Suppose I have a densely defined symmetric positive operator $T$. I want to show that the range of $T+I$ is closed if $T$ is closed. I've been able to show that $\| x\|^2 + \| Tx\|^2 \leq \| (T+I)x\|^2$ and understand that we need to consider a convergent sequence $(T+I)x_n \to y$ and show that $y = (T+I)x$, where $x$ is the limit of $x_n$.

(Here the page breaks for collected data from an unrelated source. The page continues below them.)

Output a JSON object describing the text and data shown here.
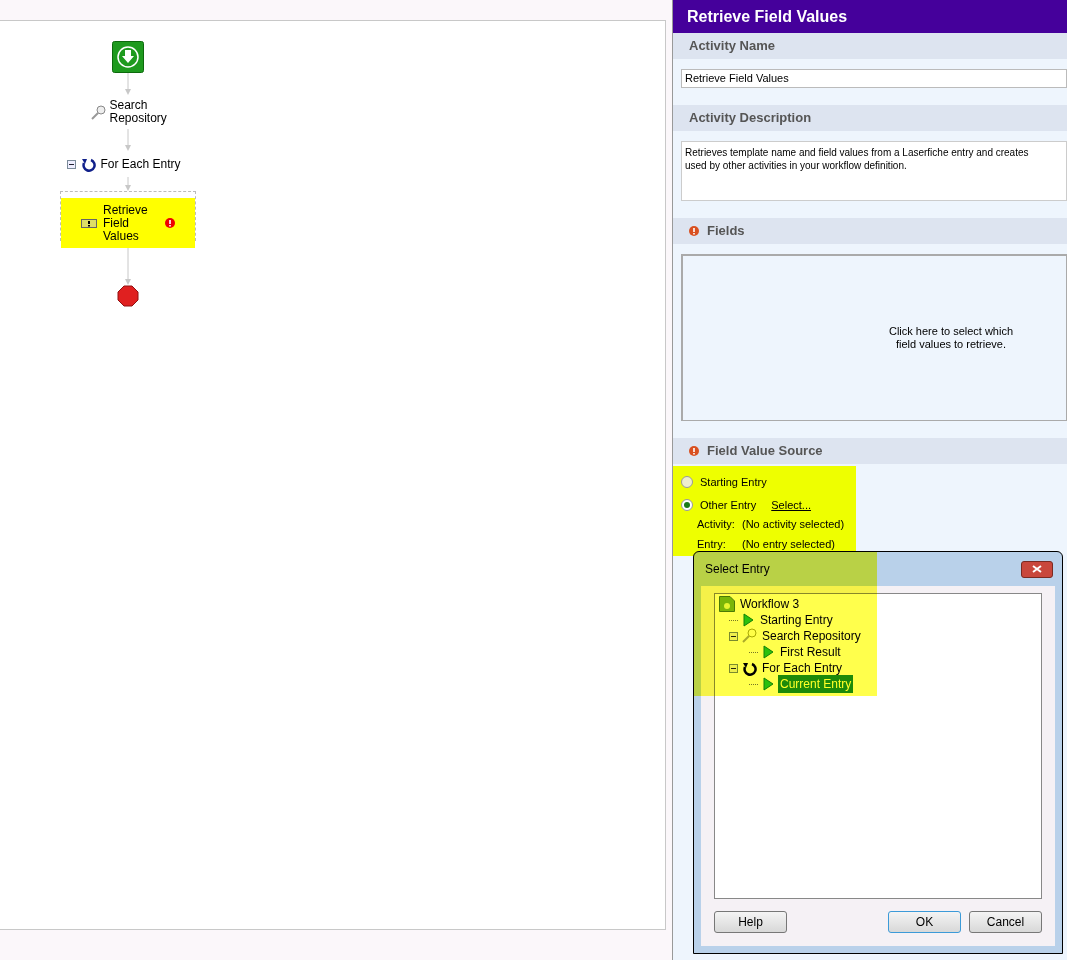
{
  "flow": {
    "nodes": [
      {
        "kind": "start"
      },
      {
        "kind": "search",
        "label": "Search Repository"
      },
      {
        "kind": "loop",
        "label": "For Each Entry",
        "expanded": true
      },
      {
        "kind": "activity",
        "label": "Retrieve Field Values",
        "selected": true,
        "error": true
      },
      {
        "kind": "end"
      }
    ]
  },
  "panel": {
    "title": "Retrieve Field Values",
    "sections": [
      {
        "kind": "text",
        "title": "Activity Name",
        "value": "Retrieve Field Values",
        "error": false
      },
      {
        "kind": "textarea",
        "title": "Activity Description",
        "lines": [
          "Retrieves template name and field values from a Laserfiche entry and creates",
          "used by other activities in your workflow definition."
        ],
        "error": false
      },
      {
        "kind": "picker",
        "title": "Fields",
        "hint": "Click here to select which field values to retrieve.",
        "error": true
      },
      {
        "kind": "source",
        "title": "Field Value Source",
        "error": true,
        "options": [
          {
            "label": "Starting Entry",
            "selected": false
          },
          {
            "label": "Other Entry",
            "selected": true,
            "link": "Select..."
          }
        ],
        "details": [
          {
            "label": "Activity:",
            "value": "(No activity selected)"
          },
          {
            "label": "Entry:",
            "value": "(No entry selected)"
          }
        ]
      }
    ]
  },
  "dialog": {
    "title": "Select Entry",
    "tree": [
      {
        "kind": "workflow",
        "label": "Workflow 3",
        "selected": false,
        "children": [
          {
            "kind": "entry",
            "label": "Starting Entry",
            "selected": false
          },
          {
            "kind": "search",
            "label": "Search Repository",
            "selected": false,
            "expanded": true,
            "children": [
              {
                "kind": "entry",
                "label": "First Result",
                "selected": false
              }
            ]
          },
          {
            "kind": "loop",
            "label": "For Each Entry",
            "selected": false,
            "expanded": true,
            "children": [
              {
                "kind": "entry",
                "label": "Current Entry",
                "selected": true
              }
            ]
          }
        ]
      }
    ],
    "buttons": [
      {
        "label": "Help",
        "default": false
      },
      {
        "label": "OK",
        "default": true
      },
      {
        "label": "Cancel",
        "default": false
      }
    ]
  }
}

The inequality just doesn't come out.
On
Consider the map $L : \mathcal{G}(T)\rightarrow\mathcal{R}(T+I)$ defined by $$ L(x,Tx) = Tx+x. $$
Your inequality, combined with the triangle inequality gives $$ \|Tx\|^2+ \|x\|^2 \le \|(T+I)x\|^2 \le 2(\|Tx\|^2+\|x\|^2), $$ which proves that $L$ is a bicontinuous bijection. Because $\mathcal{G}(T)$ is complete, then the range of $T+I$ must be complete, which proves that $\mathcal{R}(T+I)$ is closed.
Consider $(x_n)_{n \in \mathbb{N}} \in Dom(T)$ a converging sequence, with limit point $x$, such that $(T+I)x_n$ converges to some $y$. Note that: \begin{equation} \|Tx_n -(y-x)\| \leq \|Tx_n + x_n - y \|+\|x-x_n\| = \|(T+I)x_n -y \| +\|x-x_n\| \end{equation}
So $Tx_n$ converges to $y-x$. Because $T$ is closed, $x \in Dom(T)$ and $Tx = y -x \Rightarrow (T+I)x = y$.